My wish is for a lazy summer and a garden planted with simple-to-grow vegetables and a nice patch of low-maintenance flowers. Anything difficult to raise, I prefer to buy at the local farm stand — or have delivered to my door.

But the idea of taking it easy is only a wish no matter what food the Green Thumbs choose to grow. Gardening requires dedication, persistence, and hard work.

I’ve never met a successful lazy gardener.

–cawk

PLANNING A HAPPY NEW YEAR OF GARDENING

Some people spend months before Christmas mapping out where to put their garlands, trees, poinsettias and stockings.

Others bring a bunch of boxes up out of the basement and put stuff wherever it will go.

That’s me decorating, and that’s me in the garden.

Every spring I browse the local stores and greenhouses at the last minute for seeds and plants that interest me and then show up at the garden with the hodgepodge I found without doing any research about how to plant them, how much room they need to grow, or how to care for them.

Lack of planning works fine for the holidays.

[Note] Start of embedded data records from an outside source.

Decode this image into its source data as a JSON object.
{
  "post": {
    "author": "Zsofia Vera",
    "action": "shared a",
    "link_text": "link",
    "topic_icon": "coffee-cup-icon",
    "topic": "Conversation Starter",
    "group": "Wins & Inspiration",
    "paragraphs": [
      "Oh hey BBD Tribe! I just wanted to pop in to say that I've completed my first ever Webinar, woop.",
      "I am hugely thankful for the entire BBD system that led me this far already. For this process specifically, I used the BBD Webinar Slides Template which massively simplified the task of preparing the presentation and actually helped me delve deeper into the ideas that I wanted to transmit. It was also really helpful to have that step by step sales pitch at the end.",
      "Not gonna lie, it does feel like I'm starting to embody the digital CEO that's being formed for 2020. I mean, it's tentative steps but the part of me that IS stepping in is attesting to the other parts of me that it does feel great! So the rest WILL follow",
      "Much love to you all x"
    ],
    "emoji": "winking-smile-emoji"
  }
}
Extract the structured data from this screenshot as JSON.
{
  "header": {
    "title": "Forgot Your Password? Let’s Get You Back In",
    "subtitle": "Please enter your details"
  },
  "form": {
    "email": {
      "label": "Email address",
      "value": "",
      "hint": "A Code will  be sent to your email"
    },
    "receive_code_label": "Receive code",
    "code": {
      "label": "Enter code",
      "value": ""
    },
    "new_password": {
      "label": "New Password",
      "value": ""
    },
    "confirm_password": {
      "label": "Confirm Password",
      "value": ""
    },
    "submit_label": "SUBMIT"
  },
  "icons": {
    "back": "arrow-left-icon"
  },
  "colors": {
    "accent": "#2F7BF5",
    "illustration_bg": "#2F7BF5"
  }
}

A Santa collection that begins to crowd the mantle can easily be moved two weeks later to the bookshelves.

But moving a row of tomato bushes that have been growing in the garden for more than a month to provide more room for sprawling eggplant isn’t so easy.

So as snow is falling outside and I’m storing that last box of ornaments next to the rolled up garden fence in the basement, I resolve to do better in 2015.

I’m going to browse the seed catalog that our community garden angel shared on New Year’s Day, get in touch with the other Green Thumbs and start working with them on mapping out a sample garden plot for spring.